If you don’t like who he authentically is, that’s ok. There are many men on the planet and you are sure to find your right match. Just don’t waste your time trying to mold Mr. Ok into Mr. Perfect!
Kimberly Speer, CLC, ELIMP - www.destinybydesignlifecoaching.com
We are familiar with the stereotypical emotionally unavailable man and strategies to get them to connect in a relationship.
But what about when the opposite is true and your date is coming on too strong? With all of the games people play when dating, it can feel flattering when someone is complimentary, upfront and clear in their interest for you.
But what if they take it too far and become overbearing….even threatening? Where do you draw the line? How do you navigate this difficult situation?
1. Explore your feelings.
What do you want out of this relationship? Do you wish to pursue it farther or are you starting to feel disconnected? Sometimes the hard push from a date can be tied to their perception of your disinterest and becomes a concentrated effort to keep you engaged. So try to be aware of your feelings and how you project them.
2. Be authentic.
Be true to yourself. Sometimes we tend to follow the path of least resistance. Don’t fall into the trap of ‘people pleasing’ and stay in a relationship or situation because of a misguided sense of obligation.
3. Be consistent and set firm boundaries.
Remember boundaries exist to protect you and give others instructions on how to interact with you. Be very clear about your involvement, interest and intent in the relationship. Too often we worry about ‘hurting’ the other party to the detriment of our own wellbeing. These inconsistencies create mixed signals leading to more misunderstandings and uncomfortable situations. It is kindest to be firm and clear about your intensions.
4. When you feel your boundaries are not respected or if you feel in harm’s way, take appropriate measures to protect your wellbeing.
Stacey Shumway Johnson, LPCC-S, LICDC-CS, BCC- www.2xlcoach.com
People often pursue relationships at different paces.
Sometimes, for one reason or another people are more anxious to be in a relationship; other people may have more anxiety about being in a relationship. This anxiety could be related to prior negative experiences or possibly just feeling less motivated about being part of a couple. It can be a timing issue.
What’s important to remember is that you are not responsible for someone else’s needs.
While it might feel nice to be pursued, what’s really important is knowing what you need for yourself and feeling entitled to define it.

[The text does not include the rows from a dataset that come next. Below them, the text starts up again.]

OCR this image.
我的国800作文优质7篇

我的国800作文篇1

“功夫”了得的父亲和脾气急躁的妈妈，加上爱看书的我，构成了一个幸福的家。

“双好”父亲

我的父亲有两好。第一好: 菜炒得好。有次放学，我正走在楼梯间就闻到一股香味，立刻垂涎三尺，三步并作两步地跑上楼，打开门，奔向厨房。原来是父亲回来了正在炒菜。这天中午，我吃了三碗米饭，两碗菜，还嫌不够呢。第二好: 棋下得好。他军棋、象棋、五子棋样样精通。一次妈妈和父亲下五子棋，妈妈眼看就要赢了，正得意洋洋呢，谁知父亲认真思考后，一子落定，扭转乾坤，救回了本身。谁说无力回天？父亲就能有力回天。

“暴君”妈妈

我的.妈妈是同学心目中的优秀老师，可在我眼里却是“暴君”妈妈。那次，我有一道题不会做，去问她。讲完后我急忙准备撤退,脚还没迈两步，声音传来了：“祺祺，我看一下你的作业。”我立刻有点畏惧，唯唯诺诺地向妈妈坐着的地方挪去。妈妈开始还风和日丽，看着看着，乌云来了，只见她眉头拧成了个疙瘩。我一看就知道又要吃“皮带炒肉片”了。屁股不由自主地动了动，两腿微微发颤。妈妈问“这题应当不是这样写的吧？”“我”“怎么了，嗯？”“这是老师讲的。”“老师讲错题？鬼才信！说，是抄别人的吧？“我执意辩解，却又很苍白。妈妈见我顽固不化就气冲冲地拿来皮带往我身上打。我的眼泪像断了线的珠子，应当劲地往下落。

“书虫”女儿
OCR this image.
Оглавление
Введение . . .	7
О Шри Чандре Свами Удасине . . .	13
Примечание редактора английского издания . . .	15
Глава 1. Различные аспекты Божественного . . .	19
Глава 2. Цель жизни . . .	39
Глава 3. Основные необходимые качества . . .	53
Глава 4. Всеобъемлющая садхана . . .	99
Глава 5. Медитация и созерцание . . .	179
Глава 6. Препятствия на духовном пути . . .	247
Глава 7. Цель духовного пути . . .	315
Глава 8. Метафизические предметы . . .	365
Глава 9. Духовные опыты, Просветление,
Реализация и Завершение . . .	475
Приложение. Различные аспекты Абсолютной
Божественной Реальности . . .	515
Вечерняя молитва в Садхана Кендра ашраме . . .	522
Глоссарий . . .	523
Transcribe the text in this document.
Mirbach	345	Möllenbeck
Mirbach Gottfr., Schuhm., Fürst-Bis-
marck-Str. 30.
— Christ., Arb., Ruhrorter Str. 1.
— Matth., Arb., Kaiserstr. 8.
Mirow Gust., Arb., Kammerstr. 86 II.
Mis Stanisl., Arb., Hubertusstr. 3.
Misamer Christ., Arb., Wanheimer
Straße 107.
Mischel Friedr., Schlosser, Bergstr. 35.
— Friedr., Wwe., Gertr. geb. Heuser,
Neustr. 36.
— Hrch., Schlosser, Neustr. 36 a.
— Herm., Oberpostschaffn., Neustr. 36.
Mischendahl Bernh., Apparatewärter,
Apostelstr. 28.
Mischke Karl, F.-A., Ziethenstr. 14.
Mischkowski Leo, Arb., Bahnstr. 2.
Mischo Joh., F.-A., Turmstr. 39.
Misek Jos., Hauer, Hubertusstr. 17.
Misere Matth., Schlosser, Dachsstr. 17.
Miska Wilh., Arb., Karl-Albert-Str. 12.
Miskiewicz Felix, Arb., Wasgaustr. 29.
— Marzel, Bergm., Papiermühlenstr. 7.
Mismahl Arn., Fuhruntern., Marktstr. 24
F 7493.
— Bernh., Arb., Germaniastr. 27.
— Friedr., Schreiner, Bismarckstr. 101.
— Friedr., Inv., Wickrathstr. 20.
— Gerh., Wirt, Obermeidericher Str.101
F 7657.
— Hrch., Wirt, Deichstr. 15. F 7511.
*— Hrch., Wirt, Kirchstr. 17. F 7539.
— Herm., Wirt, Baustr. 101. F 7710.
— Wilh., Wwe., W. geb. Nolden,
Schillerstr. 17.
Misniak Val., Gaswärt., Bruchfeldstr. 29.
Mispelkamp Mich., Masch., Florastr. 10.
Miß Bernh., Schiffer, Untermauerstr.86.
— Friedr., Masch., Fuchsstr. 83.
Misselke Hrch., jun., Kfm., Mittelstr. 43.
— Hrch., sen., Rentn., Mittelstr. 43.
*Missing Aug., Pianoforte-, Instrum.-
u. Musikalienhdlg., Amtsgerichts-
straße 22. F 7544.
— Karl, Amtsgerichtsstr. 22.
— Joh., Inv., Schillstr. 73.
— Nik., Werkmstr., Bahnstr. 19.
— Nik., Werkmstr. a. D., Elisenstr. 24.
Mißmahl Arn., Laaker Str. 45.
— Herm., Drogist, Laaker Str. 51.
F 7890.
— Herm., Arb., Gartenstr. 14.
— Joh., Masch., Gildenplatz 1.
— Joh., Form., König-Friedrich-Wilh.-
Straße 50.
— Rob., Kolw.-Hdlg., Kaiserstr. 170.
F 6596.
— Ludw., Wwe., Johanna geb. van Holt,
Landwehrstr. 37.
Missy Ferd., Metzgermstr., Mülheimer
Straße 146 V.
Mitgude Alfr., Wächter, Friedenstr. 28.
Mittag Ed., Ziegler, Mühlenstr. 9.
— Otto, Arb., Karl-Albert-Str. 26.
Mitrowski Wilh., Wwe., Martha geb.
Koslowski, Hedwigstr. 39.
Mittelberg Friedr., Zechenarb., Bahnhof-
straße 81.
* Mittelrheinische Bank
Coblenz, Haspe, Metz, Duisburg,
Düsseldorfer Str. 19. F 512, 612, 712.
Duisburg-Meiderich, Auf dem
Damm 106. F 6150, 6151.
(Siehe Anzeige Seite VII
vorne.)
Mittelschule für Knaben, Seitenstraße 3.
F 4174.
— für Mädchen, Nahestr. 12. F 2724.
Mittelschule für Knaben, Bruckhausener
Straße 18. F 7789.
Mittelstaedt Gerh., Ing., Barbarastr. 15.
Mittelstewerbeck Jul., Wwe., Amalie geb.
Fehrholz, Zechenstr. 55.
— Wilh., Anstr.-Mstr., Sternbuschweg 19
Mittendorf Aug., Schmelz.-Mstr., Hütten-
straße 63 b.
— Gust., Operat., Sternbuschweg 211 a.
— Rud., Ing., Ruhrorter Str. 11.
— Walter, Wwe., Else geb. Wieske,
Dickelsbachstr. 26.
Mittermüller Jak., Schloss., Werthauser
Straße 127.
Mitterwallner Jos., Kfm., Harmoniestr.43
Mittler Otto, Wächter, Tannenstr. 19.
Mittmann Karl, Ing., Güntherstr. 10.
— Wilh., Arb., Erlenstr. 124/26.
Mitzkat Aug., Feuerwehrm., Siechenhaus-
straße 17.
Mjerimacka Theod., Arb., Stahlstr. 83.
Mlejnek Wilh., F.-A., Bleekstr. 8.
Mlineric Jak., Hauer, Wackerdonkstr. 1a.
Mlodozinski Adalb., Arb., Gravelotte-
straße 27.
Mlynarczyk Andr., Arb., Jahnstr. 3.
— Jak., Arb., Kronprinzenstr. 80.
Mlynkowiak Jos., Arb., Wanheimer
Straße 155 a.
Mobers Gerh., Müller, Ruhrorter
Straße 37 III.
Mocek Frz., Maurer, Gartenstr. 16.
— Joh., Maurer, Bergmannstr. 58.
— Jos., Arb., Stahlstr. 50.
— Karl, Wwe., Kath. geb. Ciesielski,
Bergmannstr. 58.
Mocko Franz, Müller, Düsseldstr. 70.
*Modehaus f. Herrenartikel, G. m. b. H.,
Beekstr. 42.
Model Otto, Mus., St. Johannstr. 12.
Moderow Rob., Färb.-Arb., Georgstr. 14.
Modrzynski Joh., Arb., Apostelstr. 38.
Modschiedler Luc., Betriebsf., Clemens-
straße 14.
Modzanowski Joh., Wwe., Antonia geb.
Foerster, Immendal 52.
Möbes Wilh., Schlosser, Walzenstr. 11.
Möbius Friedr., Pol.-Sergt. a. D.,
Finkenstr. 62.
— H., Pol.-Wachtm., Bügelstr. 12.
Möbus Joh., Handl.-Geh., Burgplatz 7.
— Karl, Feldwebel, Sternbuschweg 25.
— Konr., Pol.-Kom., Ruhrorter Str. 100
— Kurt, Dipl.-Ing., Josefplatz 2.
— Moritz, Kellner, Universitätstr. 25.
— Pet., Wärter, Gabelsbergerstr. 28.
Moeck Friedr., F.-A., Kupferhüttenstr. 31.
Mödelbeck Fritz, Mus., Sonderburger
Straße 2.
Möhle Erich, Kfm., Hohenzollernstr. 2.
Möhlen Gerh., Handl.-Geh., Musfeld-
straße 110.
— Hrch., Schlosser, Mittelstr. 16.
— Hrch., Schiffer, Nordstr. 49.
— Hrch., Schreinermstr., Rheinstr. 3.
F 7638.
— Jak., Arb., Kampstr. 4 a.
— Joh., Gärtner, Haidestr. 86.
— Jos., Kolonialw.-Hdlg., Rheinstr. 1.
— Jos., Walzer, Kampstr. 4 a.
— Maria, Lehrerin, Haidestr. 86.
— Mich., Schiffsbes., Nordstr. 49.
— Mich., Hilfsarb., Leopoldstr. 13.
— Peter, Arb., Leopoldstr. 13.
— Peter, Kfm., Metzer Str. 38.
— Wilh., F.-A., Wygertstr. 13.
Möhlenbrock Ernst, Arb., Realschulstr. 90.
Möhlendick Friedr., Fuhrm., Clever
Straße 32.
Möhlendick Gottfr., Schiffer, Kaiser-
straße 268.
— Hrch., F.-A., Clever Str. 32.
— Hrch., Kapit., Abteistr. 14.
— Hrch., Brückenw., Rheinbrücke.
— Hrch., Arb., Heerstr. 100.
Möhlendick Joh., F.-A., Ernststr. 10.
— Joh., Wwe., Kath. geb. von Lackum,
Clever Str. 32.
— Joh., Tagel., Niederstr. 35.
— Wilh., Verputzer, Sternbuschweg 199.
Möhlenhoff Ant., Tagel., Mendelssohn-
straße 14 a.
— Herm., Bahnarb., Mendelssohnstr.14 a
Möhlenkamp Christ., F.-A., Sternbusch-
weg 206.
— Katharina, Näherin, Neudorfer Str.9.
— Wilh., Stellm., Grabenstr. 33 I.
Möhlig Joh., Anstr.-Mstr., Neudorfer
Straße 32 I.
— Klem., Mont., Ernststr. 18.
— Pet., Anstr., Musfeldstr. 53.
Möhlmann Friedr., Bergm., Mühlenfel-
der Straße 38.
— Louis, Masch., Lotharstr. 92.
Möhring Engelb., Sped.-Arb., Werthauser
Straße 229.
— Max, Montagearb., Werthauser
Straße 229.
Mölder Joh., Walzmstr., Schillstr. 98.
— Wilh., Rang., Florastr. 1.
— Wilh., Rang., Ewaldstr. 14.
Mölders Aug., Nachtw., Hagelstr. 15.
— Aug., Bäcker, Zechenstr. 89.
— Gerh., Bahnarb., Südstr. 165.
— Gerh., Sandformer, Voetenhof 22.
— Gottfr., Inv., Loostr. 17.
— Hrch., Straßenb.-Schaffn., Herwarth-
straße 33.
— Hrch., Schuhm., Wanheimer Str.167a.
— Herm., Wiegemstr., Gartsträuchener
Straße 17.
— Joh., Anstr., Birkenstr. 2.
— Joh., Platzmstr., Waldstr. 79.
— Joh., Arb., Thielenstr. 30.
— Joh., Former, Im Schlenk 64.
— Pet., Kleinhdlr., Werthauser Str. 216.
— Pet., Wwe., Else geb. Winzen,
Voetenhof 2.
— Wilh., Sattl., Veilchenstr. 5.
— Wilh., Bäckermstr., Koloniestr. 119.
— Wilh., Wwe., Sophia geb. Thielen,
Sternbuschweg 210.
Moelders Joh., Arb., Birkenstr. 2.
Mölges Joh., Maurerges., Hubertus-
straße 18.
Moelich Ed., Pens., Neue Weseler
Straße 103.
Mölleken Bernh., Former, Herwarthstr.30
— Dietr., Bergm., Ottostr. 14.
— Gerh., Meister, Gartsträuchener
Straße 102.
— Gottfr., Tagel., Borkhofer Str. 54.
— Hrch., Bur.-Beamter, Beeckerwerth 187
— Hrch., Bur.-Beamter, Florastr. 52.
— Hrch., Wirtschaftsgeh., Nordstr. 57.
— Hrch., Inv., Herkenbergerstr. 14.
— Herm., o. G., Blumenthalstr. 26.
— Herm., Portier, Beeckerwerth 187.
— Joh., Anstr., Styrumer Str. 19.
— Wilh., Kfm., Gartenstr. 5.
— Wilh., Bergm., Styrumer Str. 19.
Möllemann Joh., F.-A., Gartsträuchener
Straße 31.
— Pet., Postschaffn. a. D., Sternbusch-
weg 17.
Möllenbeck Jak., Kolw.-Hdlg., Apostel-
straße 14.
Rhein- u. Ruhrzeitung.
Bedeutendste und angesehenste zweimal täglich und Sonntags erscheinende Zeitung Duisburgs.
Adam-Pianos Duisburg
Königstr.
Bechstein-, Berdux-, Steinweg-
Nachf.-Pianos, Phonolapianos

Once we become adults, we all have the great big job of taking care of ourselves. We have a lot to manage- school, work, career, friendships, money and, of course, relationships. Pursuing and defining a relationship is extremely important to most people.
A serious relationship probably has the most long-lasting consequences to a person’s quality of life. It’s a lot easier and far less emotional to leave a job than a partner. For that reason alone, it’s a good idea to take your time and choose wisely.
How do you deal with someone who is coming on too strong?
You tell him. As soon as you do that you will know if this is a person who is willing and able to respect your feelings and needs. A selfish man will pursue you regardless of what you tell him. A secure and considerate man will listen to you and adjust his pace accordingly. It’s possible that he might want to be with someone “readier” than you are and that’s his prerogative.
You, however, don’t owe him the right to dictate the relationship according to his needs. Relationship’s need to be negotiated by both members of the couple. That can’t happen effectively without each partner talking honestly about this or her needs.
Just as an aside, it’s sometimes a sign of neediness when someone is pushing for commitment quickly. That’s an important red flag and shouldn’t be ignored.